Scale Makers Strike 1890
The Minute Book of the General Council of the International Working Men’s Association from August 21, 1866 records the ‘Reports of Deputations’, where ‘Cit. Jung reported that he had ………also waited on the Scale Makers, and had arranged to visit them a second time’.
Two distinct bodies were subsequently formed to represent employees, the London Society of Scale Beam and Weighing Machine Makers, and the London Journeymen Scalemakers Trade Protection and Benefit Society.
Both were completely separate from the London Association of Scale and Weighing Machine Manufacturers, who represented the owners of the firms engaged in the trade.
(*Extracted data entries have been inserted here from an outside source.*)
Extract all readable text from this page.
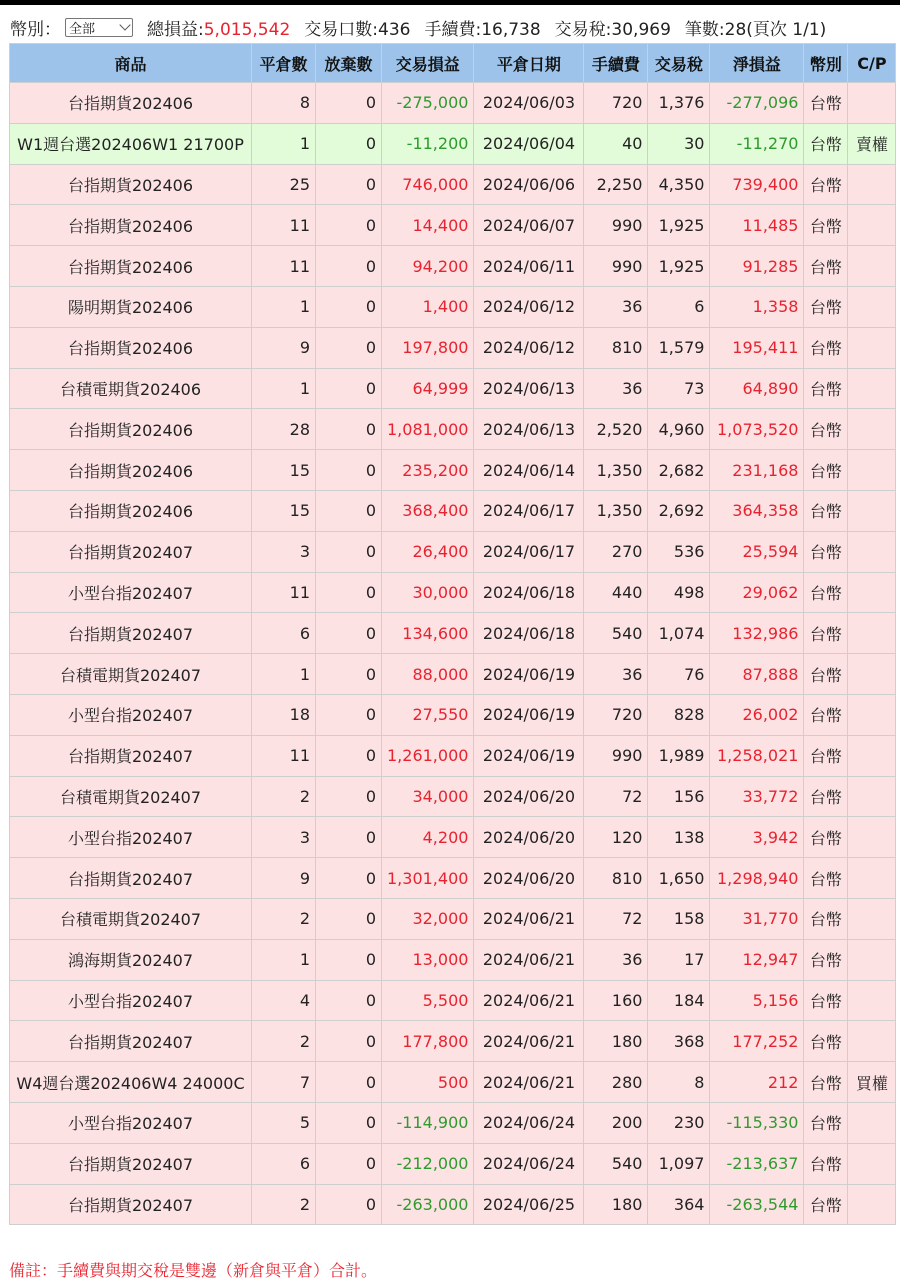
幣別： 全部	總損益:5,015,542 交易口數:436 手續費:16,738 交易稅:30,969 筆數:28(頁次 1/1)
商品	平倉數	放棄數	交易損益	平倉日期	手續費	交易稅	淨損益	幣別	C/P
台指期貨202406	8	0	-275,000	2024/06/03	720	1,376	-277,096	台幣	
W1週台選202406W1 21700P	1	0	-11,200	2024/06/04	40	30	-11,270	台幣	賣權
台指期貨202406	25	0	746,000	2024/06/06	2,250	4,350	739,400	台幣	
台指期貨202406	11	0	14,400	2024/06/07	990	1,925	11,485	台幣	
台指期貨202406	11	0	94,200	2024/06/11	990	1,925	91,285	台幣	
陽明期貨202406	1	0	1,400	2024/06/12	36	6	1,358	台幣	
台指期貨202406	9	0	197,800	2024/06/12	810	1,579	195,411	台幣	
台積電期貨202406	1	0	64,999	2024/06/13	36	73	64,890	台幣	
台指期貨202406	28	0	1,081,000	2024/06/13	2,520	4,960	1,073,520	台幣	
台指期貨202406	15	0	235,200	2024/06/14	1,350	2,682	231,168	台幣	
台指期貨202406	15	0	368,400	2024/06/17	1,350	2,692	364,358	台幣	
台指期貨202407	3	0	26,400	2024/06/17	270	536	25,594	台幣	
小型台指202407	11	0	30,000	2024/06/18	440	498	29,062	台幣	
台指期貨202407	6	0	134,600	2024/06/18	540	1,074	132,986	台幣	
台積電期貨202407	1	0	88,000	2024/06/19	36	76	87,888	台幣	
小型台指202407	18	0	27,550	2024/06/19	720	828	26,002	台幣	
台指期貨202407	11	0	1,261,000	2024/06/19	990	1,989	1,258,021	台幣	
台積電期貨202407	2	0	34,000	2024/06/20	72	156	33,772	台幣	
小型台指202407	3	0	4,200	2024/06/20	120	138	3,942	台幣	
台指期貨202407	9	0	1,301,400	2024/06/20	810	1,650	1,298,940	台幣	
台積電期貨202407	2	0	32,000	2024/06/21	72	158	31,770	台幣	
鴻海期貨202407	1	0	13,000	2024/06/21	36	17	12,947	台幣	
小型台指202407	4	0	5,500	2024/06/21	160	184	5,156	台幣	
台指期貨202407	2	0	177,800	2024/06/21	180	368	177,252	台幣	
W4週台選202406W4 24000C	7	0	500	2024/06/21	280	8	212	台幣	買權
小型台指202407	5	0	-114,900	2024/06/24	200	230	-115,330	台幣	
台指期貨202407	6	0	-212,000	2024/06/24	540	1,097	-213,637	台幣	
台指期貨202407	2	0	-263,000	2024/06/25	180	364	-263,544	台幣	
備註：手續費與期交稅是雙邊（新倉與平倉）合計。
It appears from press reports of August 1890 that Mr Toombs, a scale union member, had ‘scabbed’ during a strike of gas workers in the South Metropolitan dispute, and as a result had been expelled from the union. He returned to work at Messrs Doyle and Sons of Borough, where his fellow scalemakers had demanded his dismissal, which Mr. Doyle had refused.
Doyle’s men had given a week's notice to strike, as a consequence of which ‘the masters, who had formed an association, decided on a general lock-out of union men’, which came into effect on Saturday 23rd August.
‘The men were resolved to fight the battle out to the bitter end’ said the report, as ‘the masters had thought by the lock-out to crush their society before they had thoroughly strengthened their position’. It said ‘their society was a young one, they meant to have it recognised and to be treated as trade unionists’.
It was said ‘the whole trade in London musters about 150 men, and of these 135 belong to the union’. Mr Nicholls, the chairman of the lock-out committee expressed ‘himself confident of the speedy victory of the men, as the present is the busy season’, continuing ‘the Act of 1889 has given a great impetus to the trade’.
The strike lasted over three weeks, and ended in compromise. All the locked-out men were re-instated, the ‘masters representatives agreed to use their influence to induce the smaller employers to pay the union rate’, a wage of 36sh for a 54 hour week, and the men pledged ‘to work amicably with the non-union men who had been at work during the lock-out’.
What happened to ‘the blackleg Toombs’ is not recorded.